WHEN YOUR CHARACTER THINKS ABOUT HIS OR HER BODY OR FACE, WHAT ARE THEY MOST VAIN ABOUT?
WHAT WOULD THEY MOST LIKE TO CHANGE ABOUT THEIR PHYSICAL APPEARANCE?
VOICE AND/OR ACCENT:
KIND OF LAUGH:
DO THEY SING? WITH OTHERS? ALONE? IN THE SHOWER? WHAT DO THEY SING?
WHERE WERE THEY BORN? WHAT CITY?
WHERE DO THEY LIVE NOW? WHY? DO THEY LIKE IT?

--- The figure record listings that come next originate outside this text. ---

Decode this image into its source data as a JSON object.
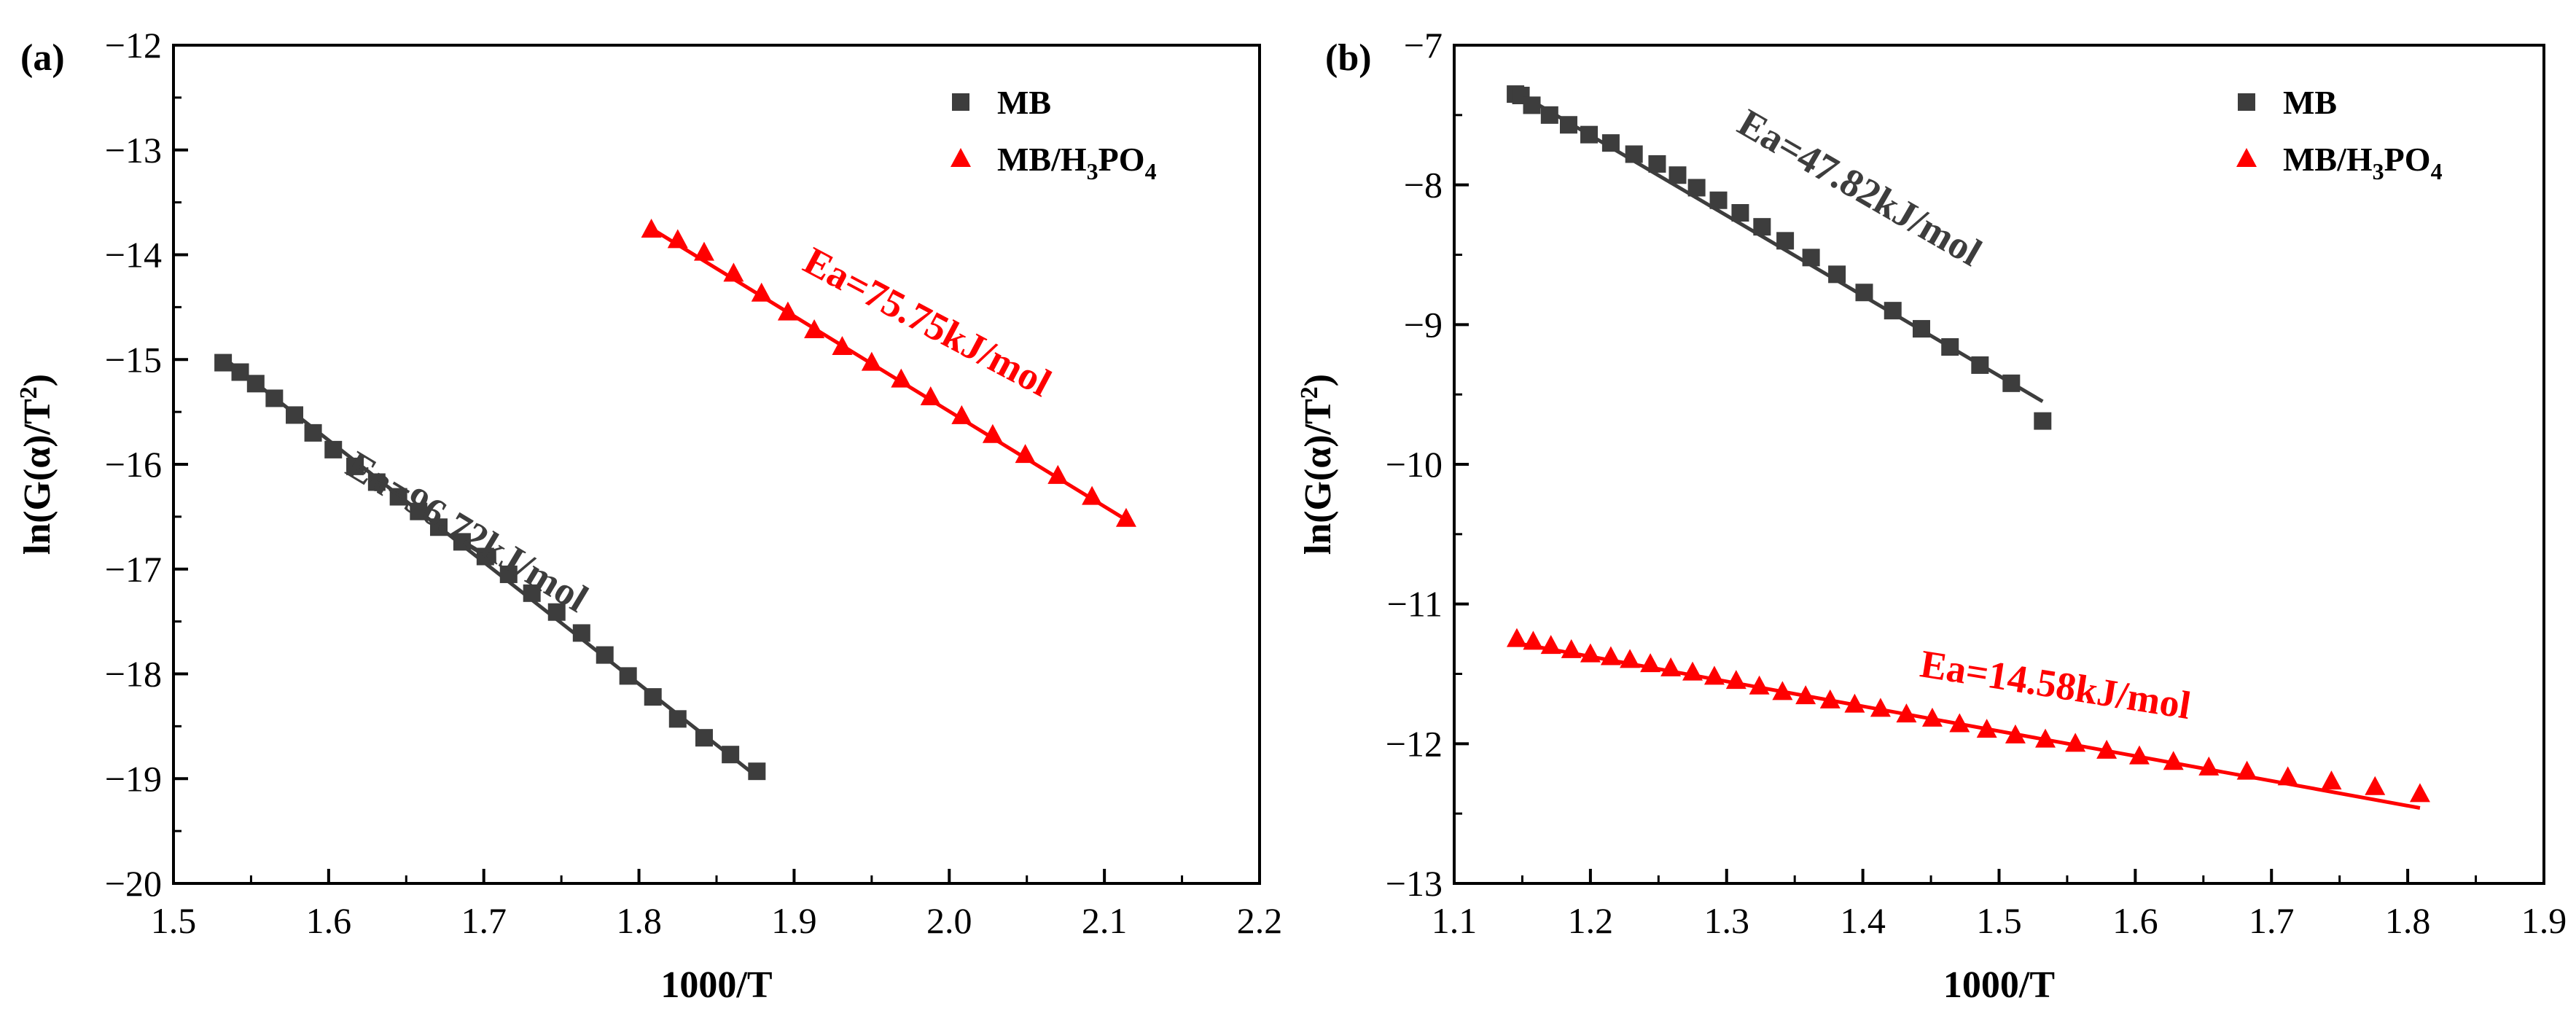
{
  "chart_data": [
    {
      "type": "scatter",
      "panel_label": "(a)",
      "xlabel": "1000/T",
      "ylabel": "ln(G(α)/T²)",
      "ylabel_main": "ln(G(α)/T",
      "ylabel_sup": "2",
      "ylabel_end": ")",
      "xlim": [
        1.5,
        2.2
      ],
      "ylim": [
        -20,
        -12
      ],
      "xticks": [
        1.5,
        1.6,
        1.7,
        1.8,
        1.9,
        2.0,
        2.1,
        2.2
      ],
      "xtick_labels": [
        "1.5",
        "1.6",
        "1.7",
        "1.8",
        "1.9",
        "2.0",
        "2.1",
        "2.2"
      ],
      "yticks": [
        -20,
        -19,
        -18,
        -17,
        -16,
        -15,
        -14,
        -13,
        -12
      ],
      "ytick_labels": [
        "−20",
        "−19",
        "−18",
        "−17",
        "−16",
        "−15",
        "−14",
        "−13",
        "−12"
      ],
      "legend_position": "top-right",
      "series": [
        {
          "name": "MB",
          "legend_label": "MB",
          "marker": "square",
          "color": "#3d3d3d",
          "x": [
            1.532,
            1.543,
            1.553,
            1.565,
            1.578,
            1.59,
            1.603,
            1.617,
            1.631,
            1.645,
            1.658,
            1.671,
            1.686,
            1.701,
            1.716,
            1.731,
            1.747,
            1.763,
            1.778,
            1.793,
            1.809,
            1.825,
            1.842,
            1.859,
            1.876
          ],
          "y": [
            -15.03,
            -15.12,
            -15.23,
            -15.37,
            -15.53,
            -15.7,
            -15.86,
            -16.02,
            -16.17,
            -16.31,
            -16.45,
            -16.6,
            -16.74,
            -16.88,
            -17.05,
            -17.23,
            -17.41,
            -17.61,
            -17.82,
            -18.02,
            -18.22,
            -18.43,
            -18.61,
            -18.77,
            -18.93
          ],
          "fit": {
            "x": [
              1.532,
              1.876
            ],
            "y": [
              -14.98,
              -18.98
            ]
          },
          "ea_label": "Ea=96.72kJ/mol",
          "ea_anchor": [
            1.685,
            -16.75
          ],
          "ea_rotation": 31
        },
        {
          "name": "MB/H3PO4",
          "legend_label_main": "MB/H",
          "legend_label_sub1": "3",
          "legend_label_mid": "PO",
          "legend_label_sub2": "4",
          "marker": "triangle",
          "color": "#ff0000",
          "x": [
            1.808,
            1.825,
            1.842,
            1.861,
            1.879,
            1.896,
            1.913,
            1.931,
            1.95,
            1.969,
            1.988,
            2.008,
            2.028,
            2.049,
            2.07,
            2.092,
            2.114
          ],
          "y": [
            -13.76,
            -13.86,
            -13.98,
            -14.18,
            -14.37,
            -14.55,
            -14.72,
            -14.88,
            -15.03,
            -15.19,
            -15.36,
            -15.54,
            -15.72,
            -15.91,
            -16.11,
            -16.31,
            -16.52
          ],
          "fit": {
            "x": [
              1.808,
              2.114
            ],
            "y": [
              -13.75,
              -16.53
            ]
          },
          "ea_label": "Ea=75.75kJ/mol",
          "ea_anchor": [
            1.982,
            -14.75
          ],
          "ea_rotation": 28
        }
      ]
    },
    {
      "type": "scatter",
      "panel_label": "(b)",
      "xlabel": "1000/T",
      "ylabel": "ln(G(α)/T²)",
      "ylabel_main": "ln(G(α)/T",
      "ylabel_sup": "2",
      "ylabel_end": ")",
      "xlim": [
        1.1,
        1.9
      ],
      "ylim": [
        -13,
        -7
      ],
      "xticks": [
        1.1,
        1.2,
        1.3,
        1.4,
        1.5,
        1.6,
        1.7,
        1.8,
        1.9
      ],
      "xtick_labels": [
        "1.1",
        "1.2",
        "1.3",
        "1.4",
        "1.5",
        "1.6",
        "1.7",
        "1.8",
        "1.9"
      ],
      "yticks": [
        -13,
        -12,
        -11,
        -10,
        -9,
        -8,
        -7
      ],
      "ytick_labels": [
        "−13",
        "−12",
        "−11",
        "−10",
        "−9",
        "−8",
        "−7"
      ],
      "legend_position": "top-right",
      "series": [
        {
          "name": "MB",
          "legend_label": "MB",
          "marker": "square",
          "color": "#3d3d3d",
          "x": [
            1.145,
            1.149,
            1.157,
            1.17,
            1.184,
            1.199,
            1.215,
            1.232,
            1.249,
            1.264,
            1.278,
            1.294,
            1.31,
            1.326,
            1.343,
            1.362,
            1.381,
            1.401,
            1.422,
            1.443,
            1.464,
            1.486,
            1.509,
            1.532
          ],
          "y": [
            -7.35,
            -7.36,
            -7.43,
            -7.5,
            -7.57,
            -7.64,
            -7.7,
            -7.78,
            -7.85,
            -7.93,
            -8.02,
            -8.11,
            -8.2,
            -8.3,
            -8.4,
            -8.52,
            -8.64,
            -8.77,
            -8.9,
            -9.03,
            -9.16,
            -9.29,
            -9.42,
            -9.69
          ],
          "fit": {
            "x": [
              1.145,
              1.532
            ],
            "y": [
              -7.33,
              -9.55
            ]
          },
          "ea_label": "Ea=47.82kJ/mol",
          "ea_anchor": [
            1.393,
            -8.1
          ],
          "ea_rotation": 30
        },
        {
          "name": "MB/H3PO4",
          "legend_label_main": "MB/H",
          "legend_label_sub1": "3",
          "legend_label_mid": "PO",
          "legend_label_sub2": "4",
          "marker": "triangle",
          "color": "#ff0000",
          "x": [
            1.146,
            1.158,
            1.171,
            1.186,
            1.2,
            1.215,
            1.229,
            1.244,
            1.259,
            1.275,
            1.291,
            1.307,
            1.324,
            1.341,
            1.358,
            1.376,
            1.394,
            1.413,
            1.432,
            1.451,
            1.471,
            1.491,
            1.512,
            1.534,
            1.556,
            1.579,
            1.603,
            1.628,
            1.654,
            1.682,
            1.712,
            1.744,
            1.776,
            1.809
          ],
          "y": [
            -11.25,
            -11.27,
            -11.3,
            -11.33,
            -11.36,
            -11.38,
            -11.4,
            -11.43,
            -11.46,
            -11.49,
            -11.52,
            -11.55,
            -11.59,
            -11.63,
            -11.66,
            -11.69,
            -11.72,
            -11.75,
            -11.79,
            -11.82,
            -11.86,
            -11.9,
            -11.94,
            -11.97,
            -12.0,
            -12.05,
            -12.09,
            -12.13,
            -12.17,
            -12.2,
            -12.24,
            -12.27,
            -12.31,
            -12.36
          ],
          "fit": {
            "x": [
              1.146,
              1.809
            ],
            "y": [
              -11.28,
              -12.46
            ]
          },
          "ea_label": "Ea=14.58kJ/mol",
          "ea_anchor": [
            1.54,
            -11.67
          ],
          "ea_rotation": 9
        }
      ]
    }
  ]
}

WHAT EVENTS GOING ON IN THE WORLD WHEN THEY WERE LITTLE WERE ADULTS MOST LIKELY TO TALK ABOUT WHEN THEY SAT HAVING COFFEE?
WHERE AND HOW EDUCATED?
ARE THEY PROUD OR ASHAMED OF THEIR EDUCATION? HAVE THEY EVER LIED ABOUT IT?
OCCUPATION?
IS THAT WHAT THE PERSON EXPECTED TO BE DOING AT THIS POINT IN HIS OR HER LIFE? BETTER OR WORSE?
IS THAT WHAT THEIR PARENTS’ EXPECTED OF THEM?
WHAT DID THEIR PARENTS URGE THEM / INFLUENCE THEM TO DO?
AT WHAT AGE DID THE PERSON FIRST WORK? WHAT WAS THE JOB?
WHAT WERE THE BEST AND WORST JOBS THE PERSON EVER HELD? WHY?
WHAT WOULD BE THEIR FANTASY JOB?
WHAT KIND OF VEHICLE IF ANY DOES THE PERSON DRIVE?
MARRIED? LIVING WITH SOMEONE? WHO?
CHILDREN? WITH THEM OR NOT?
WERE THEIR PARENTS HAPPY TOGETHER WHEN THEY WERE BORN? LATER?
WHEN THEY WERE GROWING UP, DID THEIR
PARENTS ARGUE? ABOUT WHAT?
SIBLINGS?
CURRENT RELATIONSHIP WITH PARENTS AND/OR SIBLINGS?
OTHER IMPORTANT RELATIVES (AUNTS, UNCLES, COUSINS, GRANDPARENTS):
WHICH OF THESE RELATIVES WERE THE MOST IMPORTANT FOR GOOD OR ILL?
WHICH RELATIVE DID THE CHILD HEAR THAT HE OR SHE LOOKED LIKE, AND HOW DID HE OR SHE FEEL ABOUT THAT COMPARISON?
FIRST EXPERIENCE OF DEATH IN OR OUT OF THE FAMILY:
SOMETHING HAPPENED TO YOUR CHARACTER WHEN THEY WERE YOUNG, PERHAPS IN GRADE SCHOOL THAT THEY ARE EMBARRASSED ABOUT TO THIS DAY. WHAT OCCURRED?
WHO IS YOUR CHARACTER’S BEST FRIEND, IF THEY HAVE ONE?
IF THEY WERE TO CONFIDE IN SOMEONE, WHO WOULD IT BE? A FRIEND? BARTENDER? FAMILY MEMBER? RELIGIOUS LEADER? DOCTOR? THERAPIST? STRANGER?
IF YOU SURPRISED YOUR CHARACTER IN THE STREET, WHERE MIGHT THEY BE GOING THAT THEY WOULD LEAST WANT YOU TO KNOW ABOUT?